Gastkommentare und Beiträge von externen Autoren müssen nicht der Meinung der Redaktion entsprechen.

Während die Politik darum ringt, wer die Fridays-for-Future-Bewegung am besten vereinnahmen kann, wird ein wichtiger Aspekt außer Acht gelassen: die Jugendlichen, die am Freitag nicht auf der Straße waren. Dabei wird in den vergangenen Tagen nur ein Teil unserer Generation in den Medien projiziert. Natürlich gibt es kritische Stimmen, sie fokussieren sich allerdings eher auf die Anwesenheitspflicht der Schüler, nicht darauf, ob der radikale Änderungswillen wirklich die gesamte Generation Z durchzieht.

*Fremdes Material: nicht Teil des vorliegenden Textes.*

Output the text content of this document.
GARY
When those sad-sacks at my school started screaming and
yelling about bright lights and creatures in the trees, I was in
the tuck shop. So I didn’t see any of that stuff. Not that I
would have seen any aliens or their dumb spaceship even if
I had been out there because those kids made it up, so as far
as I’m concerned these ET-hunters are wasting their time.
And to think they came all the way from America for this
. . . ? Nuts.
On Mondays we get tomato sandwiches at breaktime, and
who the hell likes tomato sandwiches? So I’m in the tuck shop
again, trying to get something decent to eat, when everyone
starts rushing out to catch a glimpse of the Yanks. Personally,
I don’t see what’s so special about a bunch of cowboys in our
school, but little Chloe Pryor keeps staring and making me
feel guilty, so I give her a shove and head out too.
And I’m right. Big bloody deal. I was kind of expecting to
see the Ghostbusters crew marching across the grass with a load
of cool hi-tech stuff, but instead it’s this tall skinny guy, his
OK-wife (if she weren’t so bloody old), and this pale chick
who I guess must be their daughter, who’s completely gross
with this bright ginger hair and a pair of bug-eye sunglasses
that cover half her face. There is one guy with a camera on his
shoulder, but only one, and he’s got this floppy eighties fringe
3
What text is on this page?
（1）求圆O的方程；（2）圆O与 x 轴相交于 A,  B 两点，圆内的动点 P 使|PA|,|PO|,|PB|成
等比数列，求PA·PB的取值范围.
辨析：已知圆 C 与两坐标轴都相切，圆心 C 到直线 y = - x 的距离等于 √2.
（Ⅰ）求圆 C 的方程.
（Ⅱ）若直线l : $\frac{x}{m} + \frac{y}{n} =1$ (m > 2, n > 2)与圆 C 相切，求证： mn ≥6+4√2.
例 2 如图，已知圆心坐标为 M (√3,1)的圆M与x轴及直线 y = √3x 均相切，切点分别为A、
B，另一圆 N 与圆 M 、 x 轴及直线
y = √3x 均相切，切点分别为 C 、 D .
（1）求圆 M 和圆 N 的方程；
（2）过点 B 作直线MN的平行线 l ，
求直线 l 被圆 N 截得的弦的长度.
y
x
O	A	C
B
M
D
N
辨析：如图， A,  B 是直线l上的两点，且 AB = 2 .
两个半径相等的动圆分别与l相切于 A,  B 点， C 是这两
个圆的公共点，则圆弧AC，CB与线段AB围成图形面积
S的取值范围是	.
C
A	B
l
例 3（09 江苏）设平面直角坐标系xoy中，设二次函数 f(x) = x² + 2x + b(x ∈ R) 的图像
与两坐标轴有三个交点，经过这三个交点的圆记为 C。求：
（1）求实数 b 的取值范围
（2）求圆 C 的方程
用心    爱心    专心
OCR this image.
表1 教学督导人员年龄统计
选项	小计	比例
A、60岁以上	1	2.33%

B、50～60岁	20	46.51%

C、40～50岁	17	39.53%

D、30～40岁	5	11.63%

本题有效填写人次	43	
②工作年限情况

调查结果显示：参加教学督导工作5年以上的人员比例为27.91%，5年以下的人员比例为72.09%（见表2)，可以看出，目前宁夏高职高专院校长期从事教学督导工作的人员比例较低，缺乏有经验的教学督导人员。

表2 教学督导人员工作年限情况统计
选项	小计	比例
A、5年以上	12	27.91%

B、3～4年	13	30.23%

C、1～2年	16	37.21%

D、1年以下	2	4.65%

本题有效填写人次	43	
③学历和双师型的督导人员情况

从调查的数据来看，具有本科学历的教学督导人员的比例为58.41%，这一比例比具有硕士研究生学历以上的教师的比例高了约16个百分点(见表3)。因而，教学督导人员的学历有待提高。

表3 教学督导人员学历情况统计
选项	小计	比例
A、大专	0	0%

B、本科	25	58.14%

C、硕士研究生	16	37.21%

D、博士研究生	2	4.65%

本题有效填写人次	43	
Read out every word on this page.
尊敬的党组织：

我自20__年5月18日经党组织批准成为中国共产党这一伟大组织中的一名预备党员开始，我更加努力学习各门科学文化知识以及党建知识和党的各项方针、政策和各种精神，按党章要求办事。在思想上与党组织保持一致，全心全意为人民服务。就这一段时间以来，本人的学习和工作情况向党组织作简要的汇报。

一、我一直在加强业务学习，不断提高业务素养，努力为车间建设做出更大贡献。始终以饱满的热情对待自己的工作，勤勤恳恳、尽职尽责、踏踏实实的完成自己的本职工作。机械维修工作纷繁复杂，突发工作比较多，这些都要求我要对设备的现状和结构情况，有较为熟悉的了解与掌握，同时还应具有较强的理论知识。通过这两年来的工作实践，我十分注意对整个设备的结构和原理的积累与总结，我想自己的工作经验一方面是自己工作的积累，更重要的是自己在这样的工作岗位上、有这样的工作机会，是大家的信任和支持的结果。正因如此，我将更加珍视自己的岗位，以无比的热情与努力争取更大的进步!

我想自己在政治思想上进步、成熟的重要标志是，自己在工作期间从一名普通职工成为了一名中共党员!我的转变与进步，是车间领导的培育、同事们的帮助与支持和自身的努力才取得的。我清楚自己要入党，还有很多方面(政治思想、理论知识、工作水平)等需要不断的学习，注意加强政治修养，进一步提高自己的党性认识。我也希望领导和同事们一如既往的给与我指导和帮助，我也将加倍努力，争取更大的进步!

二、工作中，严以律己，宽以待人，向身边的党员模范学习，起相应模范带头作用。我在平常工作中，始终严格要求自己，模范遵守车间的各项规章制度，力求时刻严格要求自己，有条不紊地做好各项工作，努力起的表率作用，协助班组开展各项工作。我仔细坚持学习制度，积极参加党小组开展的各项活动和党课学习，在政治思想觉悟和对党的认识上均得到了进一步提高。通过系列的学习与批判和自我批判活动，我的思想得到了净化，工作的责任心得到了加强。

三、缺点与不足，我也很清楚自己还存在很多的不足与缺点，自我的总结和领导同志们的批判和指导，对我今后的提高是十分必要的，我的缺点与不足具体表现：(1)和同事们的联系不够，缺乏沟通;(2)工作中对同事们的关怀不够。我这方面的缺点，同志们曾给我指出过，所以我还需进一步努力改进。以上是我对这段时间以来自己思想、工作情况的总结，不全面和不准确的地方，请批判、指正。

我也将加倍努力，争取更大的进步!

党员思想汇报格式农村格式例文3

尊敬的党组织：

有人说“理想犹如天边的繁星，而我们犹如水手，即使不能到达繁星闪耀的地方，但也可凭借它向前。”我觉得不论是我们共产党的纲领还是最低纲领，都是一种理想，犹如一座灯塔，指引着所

Wenn man sich allerdings auf Schulhöfen und in Universitäten umhört, wo sich die Jugendlichen gegen den Streik entschieden haben, tönt es anders. Die meisten fühlen sich übergangen und können sich nicht mit der in den Medien niedergeschriebenen Identität von Greta Thunberg und ihren Anhängern identifizieren. Ein radikaler Systemwechsel, wie zum Beispiel bei der Fridays-for-Future-Demo in Graz propagiert, findet wenig Anklang. Dieser würde nämlich auch die Zukunft vieler junger Menschen unsicher machen. Doch das größte Problem mit der neuen Bewegung ist, dass sie nicht glaubwürdig erscheint. Viele sind entsetzt von den mit Demo-Material vermüllten Arealen, wo kurz zuvor noch für die Rettung der Welt und das Klima protestiert wurde. Es wirkt heuchlerisch, wenn sich in den Social-Media-Profilen vieler Protestierender Urlaubsfotos aus jedem erdenklichen Eck der Welt finden. Am Freitag wird für das Klima protestiert, am Samstag steigt man in den SUV der Eltern und fährt zu McDonald's. Die AktivistInnen müssen ihre eigenen Prinzipien nicht zur Gänze leben, doch wären sie glaubwürdiger, würden sie grundsätzlich konform mit ihren Forderungen leben.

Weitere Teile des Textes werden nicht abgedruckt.